Wednesday, March 19, 2014

the dsm-iv

Don't read this. please

Ten years ago, this started. And I’m only eighteen
An eight-year old couldn't have a concept of this but
Here it is
To tell the truth, the fear’s been here all along
Worthy of its station, a true and proven friend
Only at sixteen did it have a name

And what a name
Strange it’s been with me for so long and I haven’t known. From a child to eighteen
I've gone in and out through many a friend
I felt it there but
I hadn't known the professionals had it written, had my number all along
People like me aren't supposed to have this. But here it is

I’m in this room; where’s the doctor, there she is
Prodding me, asking me questions; first, my name
She makes it seem like this is no big deal. Just talk; we’re alike, you and I will get along (I can tell)
I tell her I’m sixteen. This was late 2012; to think now I’m nearly eighteen
I didn't belong in a place like that but
I talked, and she tells me I have to stay. They take away my phone; I ask my mom to tell my closest friend

My mind put me here; in this prison, this cage where I haven’t a single friend
The nurses come every hour and we have to talk or we’ll stay longer and this girl is
Sitting across from me, telling us her father molested her sister. Another put a gun to her head before the cops came in.

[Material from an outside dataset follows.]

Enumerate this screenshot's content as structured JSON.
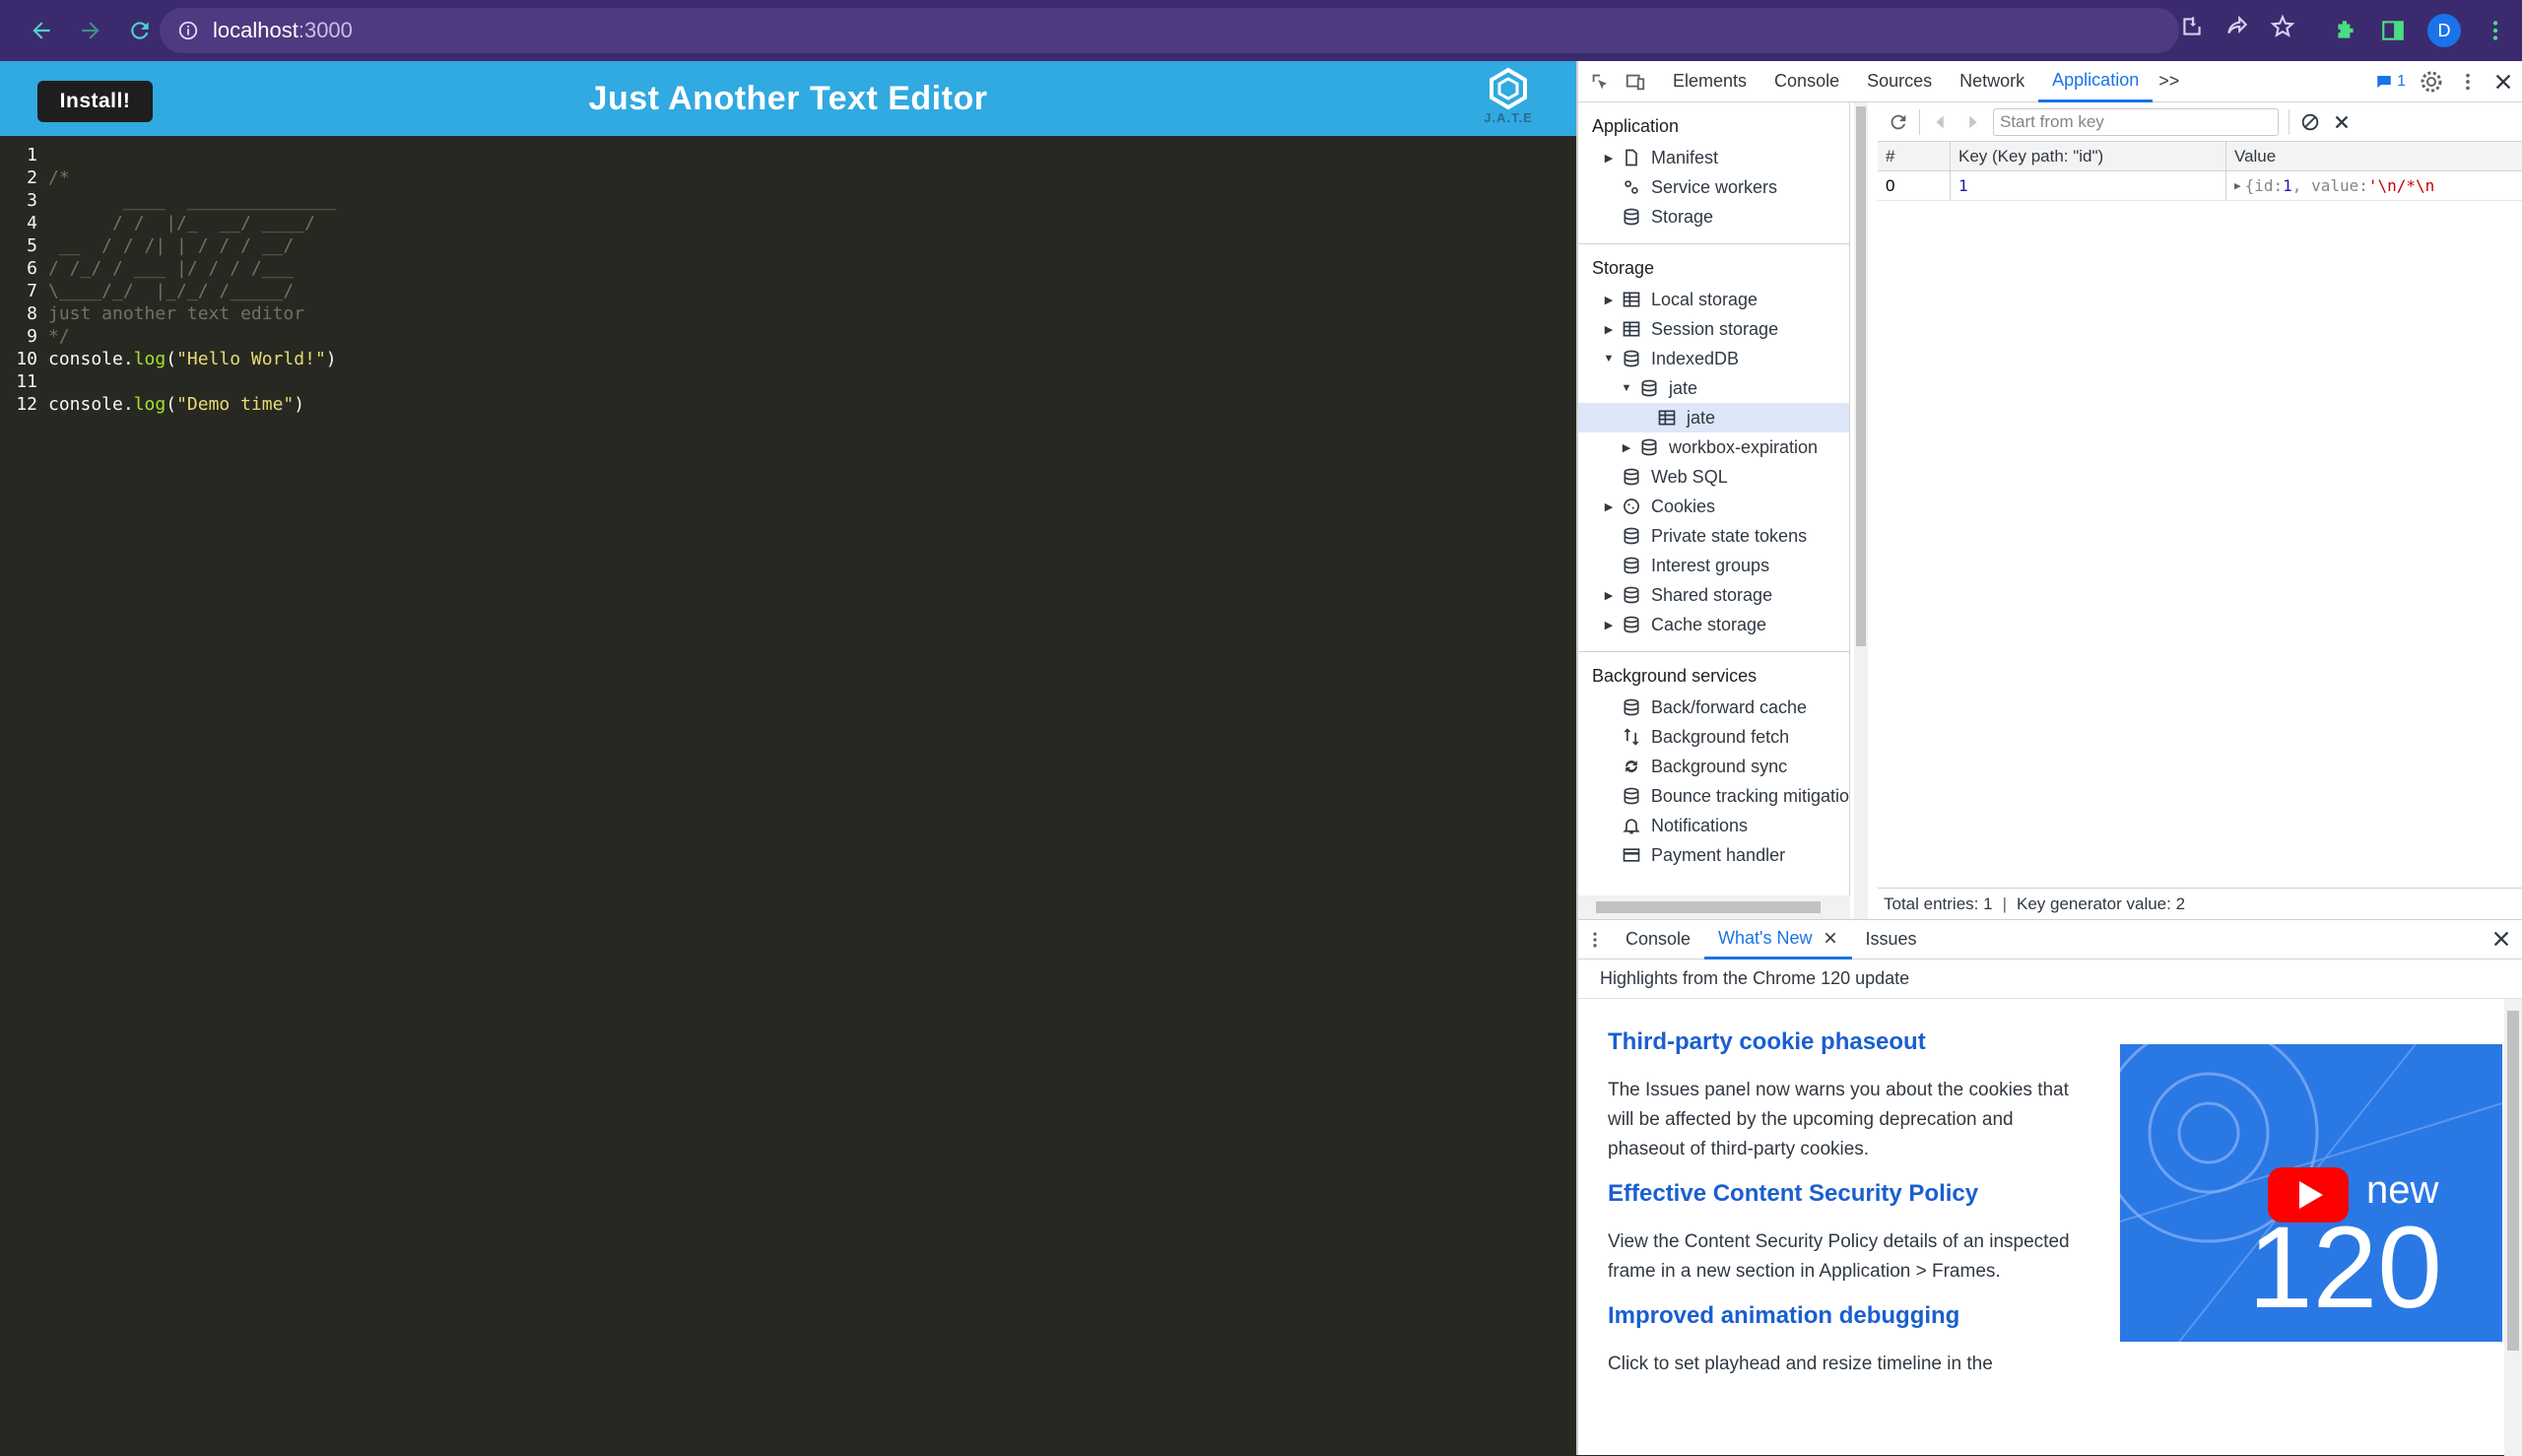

I thought I didn't belong here but
They've met the dsm-iv. they know my condition by name
The youngest is fifteen and the oldest eighteen
Maybe I really did belong here all along

Over two weeks have passed, time moves along
It’s not fun; I can’t say I made a friend
I’m more than ready to escape by day eighteen
But in an odd sort of way, how beautiful it is
For once to know I’m not alone; a place away from the world, where they know only my first name
I still catch myself at odd moments wishing I wasn't born this way but

At least I was afforded the joy of suffering with others. Nobody outside had ever heard of my medications but
There they did.  Everyone; it’s like they knew it—knew me all along
And a good friend of mine—they knew her by name
For a minute—just a minute, maybe—I began to think she might not be my only friend
The nurse told my mother Monday—it's marked on the calendar, there it is
But so much has become familiar here in these few weeks that it feels I've lived my life and turned eighteen.